GPAI models are distinguished by their generality: they are not built for one narrow purpose but can be adapted to many. Because they sit upstream of so many products, the Act places obligations on the GPAI provider rather than leaving everything to the downstream developers who build on them.

The baseline obligations

Providers of GPAI models must, among other things:

  • Maintain technical documentation of the model, including its training and testing.
  • Provide information and documentation to downstream providers who integrate the model, so they can meet their own obligations.
  • Put in place a policy to comply with EU copyright law.
  • Publish a sufficiently detailed summary of the content used to train the model, using the template provided by the AI Office.

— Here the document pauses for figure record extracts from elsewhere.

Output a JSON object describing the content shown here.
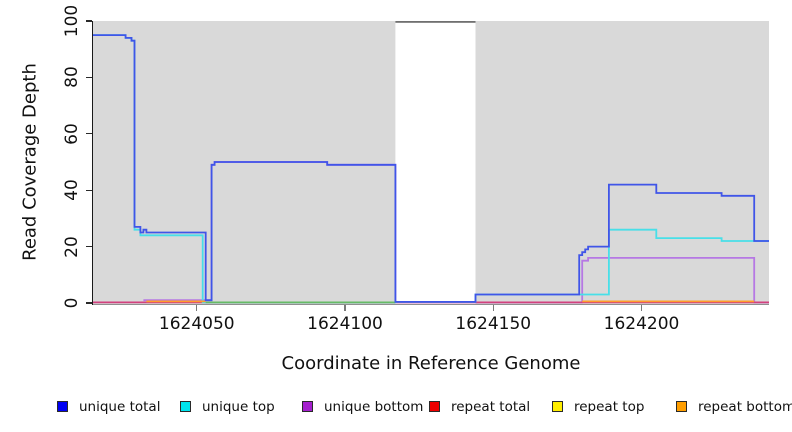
{
  "chart_data": {
    "type": "line",
    "title": "",
    "xlabel": "Coordinate in Reference Genome",
    "ylabel": "Read Coverage Depth",
    "xlim": [
      1624015,
      1624243
    ],
    "ylim": [
      0,
      100
    ],
    "x_ticks": [
      1624050,
      1624100,
      1624150,
      1624200
    ],
    "y_ticks": [
      0,
      20,
      40,
      60,
      80,
      100
    ],
    "grid": false,
    "panel_background": "#d9d9d9",
    "mask_band": {
      "x0": 1624117,
      "x1": 1624144,
      "color": "#ffffff",
      "cap_color": "#707070",
      "cap_value": 100
    },
    "legend_position": "bottom",
    "legend": [
      {
        "label": "unique total",
        "swatch": "#0000f2"
      },
      {
        "label": "unique top",
        "swatch": "#00e5ee"
      },
      {
        "label": "unique bottom",
        "swatch": "#a520ce"
      },
      {
        "label": "repeat total",
        "swatch": "#ee0000"
      },
      {
        "label": "repeat top",
        "swatch": "#ffee00"
      },
      {
        "label": "repeat bottom",
        "swatch": "#ff9e00"
      }
    ],
    "series": [
      {
        "name": "unique bottom",
        "line_color": "#b678e4",
        "points": [
          [
            1624032,
            1
          ],
          [
            1624055,
            49
          ],
          [
            1624056,
            50
          ],
          [
            1624094,
            49
          ],
          [
            1624117,
            0.2
          ],
          [
            1624180,
            15
          ],
          [
            1624182,
            16
          ],
          [
            1624238,
            0.2
          ],
          [
            1624243,
            0.2
          ]
        ]
      },
      {
        "name": "repeat total",
        "line_color": "#d2417e",
        "points": [
          [
            1624015,
            0.2
          ],
          [
            1624243,
            0.2
          ]
        ]
      },
      {
        "name": "unique top",
        "line_color": "#48dfe8",
        "points": [
          [
            1624015,
            95
          ],
          [
            1624026,
            94
          ],
          [
            1624028,
            93
          ],
          [
            1624029,
            26
          ],
          [
            1624031,
            24
          ],
          [
            1624052,
            0.2
          ],
          [
            1624117,
            0.4
          ],
          [
            1624144,
            3
          ],
          [
            1624189,
            26
          ],
          [
            1624205,
            23
          ],
          [
            1624227,
            22
          ],
          [
            1624243,
            22
          ]
        ]
      },
      {
        "name": "repeat top",
        "line_color": "#66bb66",
        "points": [
          [
            1624053,
            0.2
          ],
          [
            1624117,
            0.2
          ]
        ]
      },
      {
        "name": "repeat bottom",
        "line_color": "#ff9d2c",
        "points": [
          [
            1624033,
            0.55
          ],
          [
            1624053,
            0.55
          ],
          null,
          [
            1624180,
            0.55
          ],
          [
            1624238,
            0.55
          ]
        ]
      },
      {
        "name": "unique total",
        "line_color": "#4055e8",
        "points": [
          [
            1624015,
            95
          ],
          [
            1624026,
            94
          ],
          [
            1624028,
            93
          ],
          [
            1624029,
            27
          ],
          [
            1624031,
            25
          ],
          [
            1624032,
            26
          ],
          [
            1624033,
            25
          ],
          [
            1624053,
            1
          ],
          [
            1624055,
            49
          ],
          [
            1624056,
            50
          ],
          [
            1624094,
            49
          ],
          [
            1624117,
            0.4
          ],
          [
            1624144,
            3
          ],
          [
            1624179,
            17
          ],
          [
            1624180,
            18
          ],
          [
            1624181,
            19
          ],
          [
            1624182,
            20
          ],
          [
            1624189,
            42
          ],
          [
            1624205,
            39
          ],
          [
            1624227,
            38
          ],
          [
            1624238,
            22
          ],
          [
            1624243,
            22
          ]
        ]
      }
    ]
  }
}
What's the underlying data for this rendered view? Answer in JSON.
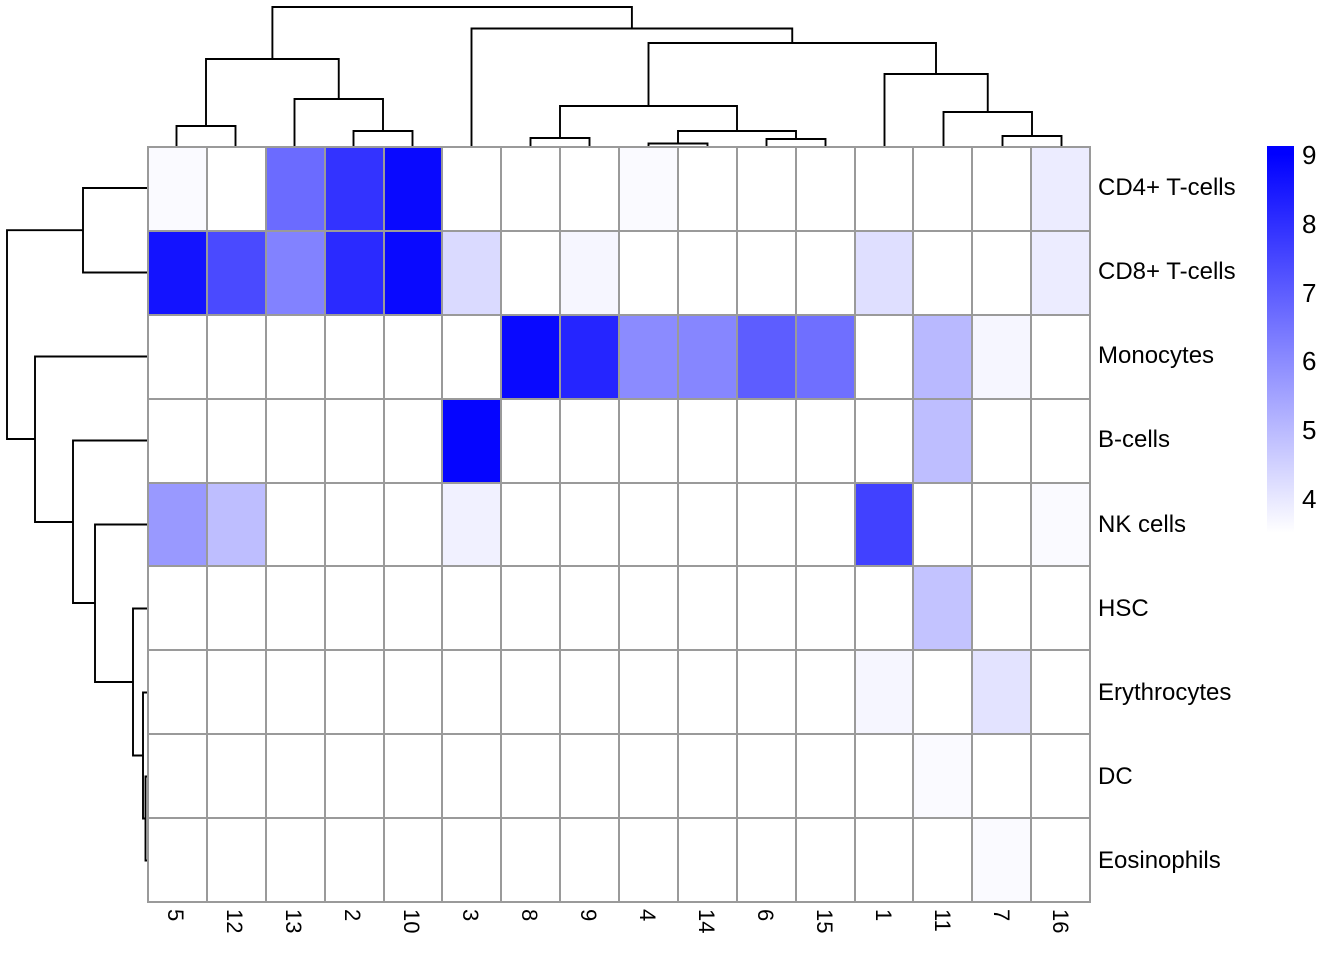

These obligations took effect on 2 August 2025. Free and open-source GPAI models are exempt from some of these requirements, though they must still meet the copyright and training-summary duties.

Systemic-risk models

A GPAI model can be classified as posing systemic risk, for example where it is trained using computing power above a defined threshold. Providers of systemic-risk models face additional obligations, including model evaluation and adversarial testing, assessing and mitigating systemic risks, reporting serious incidents, and ensuring adequate cybersecurity. These rules apply even to open-source models that cross the systemic-risk threshold.

The Code of Practice

To help providers show compliance, the EU published a General-Purpose AI Code of Practice. It gives a practical route to meeting the GPAI obligations and is a useful reference point for providers working out what good looks like.

What it means for you

If you build a GPAI model, the obligations apply to you directly and have been in force since August 2025 (with a longer transition for models already on the market before that date, who must be in full compliance by 2 August 2027). If you build products on top of someone else's GPAI model, you are usually a downstream provider or deployer: your obligations come from how you use the model and what you build, and you rely on the GPAI provider's documentation to meet them.

Key terms

GPAI
General-purpose AI: a model trained on broad data and adaptable to many downstream tasks.
Foundation model
A large model that serves as a base for many downstream AI products and applications.
Systemic risk
A classification for GPAI models whose scale or capability triggers additional obligations.
Training-content summary
A sufficiently detailed public summary of the content used to train a GPAI model.
Code of Practice
The EU's practical guidance for GPAI providers on meeting their obligations under the Act.